Using joint probability mass functions (multiple parts)

This question has a lot to it, and I'm guessing it has to be done in order (if so, you can't skip ahead a part without completing the prior part). The question(s) are listed below word-for-word.

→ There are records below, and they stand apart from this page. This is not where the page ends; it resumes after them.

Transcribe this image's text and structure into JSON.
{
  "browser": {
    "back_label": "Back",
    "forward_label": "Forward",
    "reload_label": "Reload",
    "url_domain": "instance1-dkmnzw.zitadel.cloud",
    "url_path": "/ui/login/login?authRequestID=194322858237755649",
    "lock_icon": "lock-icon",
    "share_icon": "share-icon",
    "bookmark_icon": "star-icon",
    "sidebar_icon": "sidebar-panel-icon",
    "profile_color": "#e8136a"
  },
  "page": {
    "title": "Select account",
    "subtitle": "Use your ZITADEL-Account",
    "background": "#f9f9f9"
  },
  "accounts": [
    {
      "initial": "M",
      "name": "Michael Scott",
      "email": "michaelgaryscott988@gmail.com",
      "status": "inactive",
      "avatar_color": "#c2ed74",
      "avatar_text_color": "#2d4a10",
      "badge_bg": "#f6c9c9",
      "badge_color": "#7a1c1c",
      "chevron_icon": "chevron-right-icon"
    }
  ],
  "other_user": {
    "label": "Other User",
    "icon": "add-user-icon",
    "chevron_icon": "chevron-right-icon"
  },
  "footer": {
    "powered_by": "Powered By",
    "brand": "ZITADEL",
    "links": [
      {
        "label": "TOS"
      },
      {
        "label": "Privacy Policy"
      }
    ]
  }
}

Let $\displaystyle X$ and $\displaystyle Y$ have the following pmf:

$\displaystyle P(X=i,Y=j)=\frac{\alpha}{(1+i+j)!}, i\geq 0, j\geq 0$

for some $\displaystyle \alpha>0$.

- Explain without any calculation why $\displaystyle X$ and $\displaystyle Y$ have the same marginal pmf. That is, why $\displaystyle P(X=i)=P(Y=i)$.
- Let $\displaystyle S=X+Y$. Show that $\displaystyle P(S=k)=\frac{\alpha}{k!}$ for all $\displaystyle k\geq0$. Note that $\displaystyle X$ and $\displaystyle Y$ need not be independent (as will be discussed below).
- Conclude the value of $\displaystyle \alpha$ and recognize the distribution of $\displaystyle S$. What is the parameter of this distribution?
- Compute $\displaystyle P(X=0)$. Are $\displaystyle X$ and $\displaystyle Y$ independent?
- Find $\displaystyle E(S)$, and conclude $\displaystyle E(X)$.
**HINT**: To find $\displaystyle E(X)$ from $\displaystyle E(S)$ you may use part (a) that says $\displaystyle X$ and $\displaystyle Y$ have same distributions and therefore same... - Compute $\displaystyle P(X=Y)$.
**HINT**: You can write it as

$\displaystyle P(X=Y)=\sum_{i=0}^\infty P(X=i,Y=i)$,

and think of the infinite expansion of $\displaystyle (e^x-e^{-x})/2$. - Conclude $\displaystyle P(X>Y)$.
**HINT**: You may use a symmetry argument.

This is a lot to do, but that's the question as a whole, and I'd rather not make multiple topics pertaining to the same joint pmf.